Part of “How to Talk to Your Conservative Brother-in-Law” chronicles that, yes, the left has made mistakes, too. Moore hooks into people like extremist animal rights activists, correctly arguing they don’t help the cause. “Yes, they [animals] should be treated “humanely”… [but] you just look like a dumbass if you go on national TV, like PETA does, to argue that beer is better for the body than milk.”
The book is weak in places, particularly in Moore’s dialogue from the future with great-granddaughter Anne Coulter Moore about oil. Someone needs to take the exclamation mark off his keyboard! Moore’s films and television programmers are better than his books. His populist, working-class man-from-Flint style has unsurprisingly grated with a few jealous, elitist, big-word-dropping academics who nobody reads. Moore, like Chomsky, does occasionally simplify, but this is a perfectly acceptable compromise given it helps his work reach and persuade the great, unwashed masses. These are minor quibbles.
Of course, the right spent hundreds of thousands of dollars trying to discredit Moore’s terrific film Bowling for Columbine. When the propaganda got too ridiculous, and started sucking in a few people who should have known better, Moore calmly and clearly outlined on his website (www.michaelmoore.com) why these claims were wrong. No doubt in reaction to this, Moore has comprehensively, meticulously footnoted Dude, Where’s My Country? with detailed notes and sources, including good suggestions for further reading.
W’s war is struggling in many ways; one being retaining and recruiting soldiers. Moore has plausibly mooted that, if W gets a second term, he may well have to reintroduce the draft. The administration is targeting the ghettos. One example: a big recruitment campaign in hip-hop bible The Source, enlisting many would-be gangstas. We didn’t see it on the news, but, reportedly, some of the tanks that ‘liberated’ Iraq rolled into Baghdad playing hip-hop. Now these tanks cruise the Baghdad hood at night. Some hip-hop has been written to glorify the war, however, now it’s increasingly anti-war hip-hop that’s being written. As the occupation drags on, soldiers, like everyone else, continue to find out that the war was based on lies, the Iraqi people are angry about their ‘liberation’, and see their friends pointlessly die.

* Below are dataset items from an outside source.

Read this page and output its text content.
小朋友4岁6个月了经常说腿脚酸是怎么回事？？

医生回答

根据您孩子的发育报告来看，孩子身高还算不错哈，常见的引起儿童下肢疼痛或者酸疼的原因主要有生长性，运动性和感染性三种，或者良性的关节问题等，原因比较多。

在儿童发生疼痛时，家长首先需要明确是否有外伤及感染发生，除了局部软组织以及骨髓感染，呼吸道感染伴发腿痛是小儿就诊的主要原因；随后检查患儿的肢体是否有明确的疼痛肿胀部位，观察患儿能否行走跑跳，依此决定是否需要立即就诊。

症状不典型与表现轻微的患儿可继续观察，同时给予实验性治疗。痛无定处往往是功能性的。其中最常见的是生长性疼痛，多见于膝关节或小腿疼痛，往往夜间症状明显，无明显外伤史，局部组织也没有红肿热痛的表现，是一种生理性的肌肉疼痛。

The great work of the likes of Moore has no doubt messed with the message from W and his propaganda merchants and helped these soldiers (like many others) discover the awful truth. I can’t wait for this music to be released in New Zealand (even though there are no guarantees it will be any good). Even more exciting is Moore’s next movie Fahrenheit 911, due out a couple of months before the presidential election. It will further probe the links between the Bushs and the bin Ladens and Bush’s mishandling of 9/11. Moore concludes this book with a simple, spot-on thought. “Dude, where’s your country? It’s right outside your window, just waiting for you to bring it home.”